Carswell on Peston and Corporatism


Peston calls this the “new capitalism”.  This seems to be all about government overseeing big business and public policy-makers directing business.  Not much “new” about this idea, Robert.  It’s called corporatism.  And they tried it in 1920s Italy and elsewhere.

via Douglas Carswell MP.

It seems that, from generation to generation, we must keep explaining why government and big business should not be entwined.

We have had a crisis of global statism. It’s time to try capitalism, a sustainable capitalism of free people, a capitalism that has been sought for nearly a hundred years:

The answer must be, I am sure, that we have been in a fair way of failure,—tragic failure.
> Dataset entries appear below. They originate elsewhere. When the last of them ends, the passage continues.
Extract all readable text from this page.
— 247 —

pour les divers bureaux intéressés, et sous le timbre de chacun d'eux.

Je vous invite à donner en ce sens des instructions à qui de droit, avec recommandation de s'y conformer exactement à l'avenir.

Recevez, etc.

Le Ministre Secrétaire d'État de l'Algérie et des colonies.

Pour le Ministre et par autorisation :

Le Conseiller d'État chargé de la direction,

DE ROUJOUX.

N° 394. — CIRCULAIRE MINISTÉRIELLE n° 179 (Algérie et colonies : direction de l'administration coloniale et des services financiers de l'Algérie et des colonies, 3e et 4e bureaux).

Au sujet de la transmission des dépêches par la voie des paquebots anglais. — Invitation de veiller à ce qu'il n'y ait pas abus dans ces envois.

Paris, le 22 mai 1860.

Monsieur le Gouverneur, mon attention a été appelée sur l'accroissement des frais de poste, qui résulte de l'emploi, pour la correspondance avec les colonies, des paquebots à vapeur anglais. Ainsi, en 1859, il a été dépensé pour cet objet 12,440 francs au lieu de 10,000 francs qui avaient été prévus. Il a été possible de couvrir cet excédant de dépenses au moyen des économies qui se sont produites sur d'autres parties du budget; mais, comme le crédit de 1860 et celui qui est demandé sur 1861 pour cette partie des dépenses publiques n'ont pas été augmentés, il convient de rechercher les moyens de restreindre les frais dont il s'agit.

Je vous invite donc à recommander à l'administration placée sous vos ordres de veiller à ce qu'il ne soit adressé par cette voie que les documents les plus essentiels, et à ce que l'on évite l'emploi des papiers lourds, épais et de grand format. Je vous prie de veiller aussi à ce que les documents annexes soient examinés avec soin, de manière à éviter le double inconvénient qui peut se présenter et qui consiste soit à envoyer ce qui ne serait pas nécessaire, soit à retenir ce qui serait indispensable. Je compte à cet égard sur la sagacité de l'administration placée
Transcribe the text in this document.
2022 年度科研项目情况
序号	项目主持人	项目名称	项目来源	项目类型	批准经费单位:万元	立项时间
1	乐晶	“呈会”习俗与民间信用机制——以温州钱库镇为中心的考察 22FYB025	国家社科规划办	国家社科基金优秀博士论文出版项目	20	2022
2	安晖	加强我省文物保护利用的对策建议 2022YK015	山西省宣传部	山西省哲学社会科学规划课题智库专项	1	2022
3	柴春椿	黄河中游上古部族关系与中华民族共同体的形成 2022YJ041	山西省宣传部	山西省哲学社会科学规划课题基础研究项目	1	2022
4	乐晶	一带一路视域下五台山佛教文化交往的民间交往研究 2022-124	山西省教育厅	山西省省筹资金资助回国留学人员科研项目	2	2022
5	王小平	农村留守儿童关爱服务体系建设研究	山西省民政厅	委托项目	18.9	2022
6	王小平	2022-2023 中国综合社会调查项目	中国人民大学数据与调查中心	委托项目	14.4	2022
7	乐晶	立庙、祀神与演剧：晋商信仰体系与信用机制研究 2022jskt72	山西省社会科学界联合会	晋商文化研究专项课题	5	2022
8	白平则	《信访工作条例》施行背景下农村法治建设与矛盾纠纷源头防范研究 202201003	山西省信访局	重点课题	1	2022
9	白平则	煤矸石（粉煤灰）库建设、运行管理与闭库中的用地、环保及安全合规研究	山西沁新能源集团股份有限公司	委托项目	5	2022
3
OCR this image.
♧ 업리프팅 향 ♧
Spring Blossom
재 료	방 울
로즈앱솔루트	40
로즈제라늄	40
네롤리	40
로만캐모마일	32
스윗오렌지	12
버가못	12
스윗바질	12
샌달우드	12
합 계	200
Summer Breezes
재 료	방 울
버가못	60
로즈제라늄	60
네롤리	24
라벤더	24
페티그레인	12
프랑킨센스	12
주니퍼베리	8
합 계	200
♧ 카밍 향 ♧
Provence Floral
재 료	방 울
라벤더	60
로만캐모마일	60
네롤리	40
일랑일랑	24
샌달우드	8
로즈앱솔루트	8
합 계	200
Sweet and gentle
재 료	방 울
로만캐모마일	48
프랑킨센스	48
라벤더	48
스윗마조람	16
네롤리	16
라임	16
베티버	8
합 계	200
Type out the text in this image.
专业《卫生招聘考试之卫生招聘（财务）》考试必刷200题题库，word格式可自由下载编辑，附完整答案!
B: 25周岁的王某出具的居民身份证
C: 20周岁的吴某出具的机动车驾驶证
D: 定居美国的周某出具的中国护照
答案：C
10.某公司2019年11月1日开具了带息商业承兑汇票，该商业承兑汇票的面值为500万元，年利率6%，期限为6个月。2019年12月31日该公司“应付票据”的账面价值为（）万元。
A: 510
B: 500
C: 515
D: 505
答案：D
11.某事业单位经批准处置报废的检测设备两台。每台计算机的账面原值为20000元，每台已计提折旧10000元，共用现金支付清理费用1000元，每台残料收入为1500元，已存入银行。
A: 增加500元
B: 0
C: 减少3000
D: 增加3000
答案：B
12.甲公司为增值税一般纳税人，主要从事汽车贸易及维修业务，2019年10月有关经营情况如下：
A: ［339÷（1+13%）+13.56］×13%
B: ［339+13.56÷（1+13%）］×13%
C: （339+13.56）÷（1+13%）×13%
And we stand in danger of utter failure yet except we fulfil speedily the determination we have reached, to deal with the new and subtle tyrannies according to their deserts. Don’t deceive yourselves for a moment as to the power of the great interests which now dominate our development. They are so great that it is almost an open question whether the government of the United States can dominate them or not. Go one step further, make their organized power permanent, and it may be too late to turn back. The roads diverge at the point where we stand. They stretch their vistas out to regions where they are very far separated from one another; at the end of one is the old tiresome scene of government tied up with special interests; and at the other shines the liberating light of individual initiative, of individual liberty, of individual freedom, the light of untrammeled enterprise. I believe that that light shines out of the heavens itself that God has created. I believe in human liberty as I believe in the wine of life. There is no salvation for men in the pitiful condescensions of industrial masters. Guardians have no place in a land of freemen. Prosperity guaranteed by trustees has no prospect of endurance. Monopoly means the atrophy of enterprise. If monopoly persists, monopoly will always sit at the helm of the government. I do not expect to see monopoly restrain itself. If there are men in this country big enough to own the government of the United States, they are going to own it; what we have to determine now is whether we are big enough, whether we are men enough, whether we are free enough, to take possession again of the government which is our own. We haven’t had free access to it, our minds have not touched it by way of guidance, in half a generation, and now we are engaged in nothing less than the recovery of what was made with our own hands, and acts only by our delegated authority.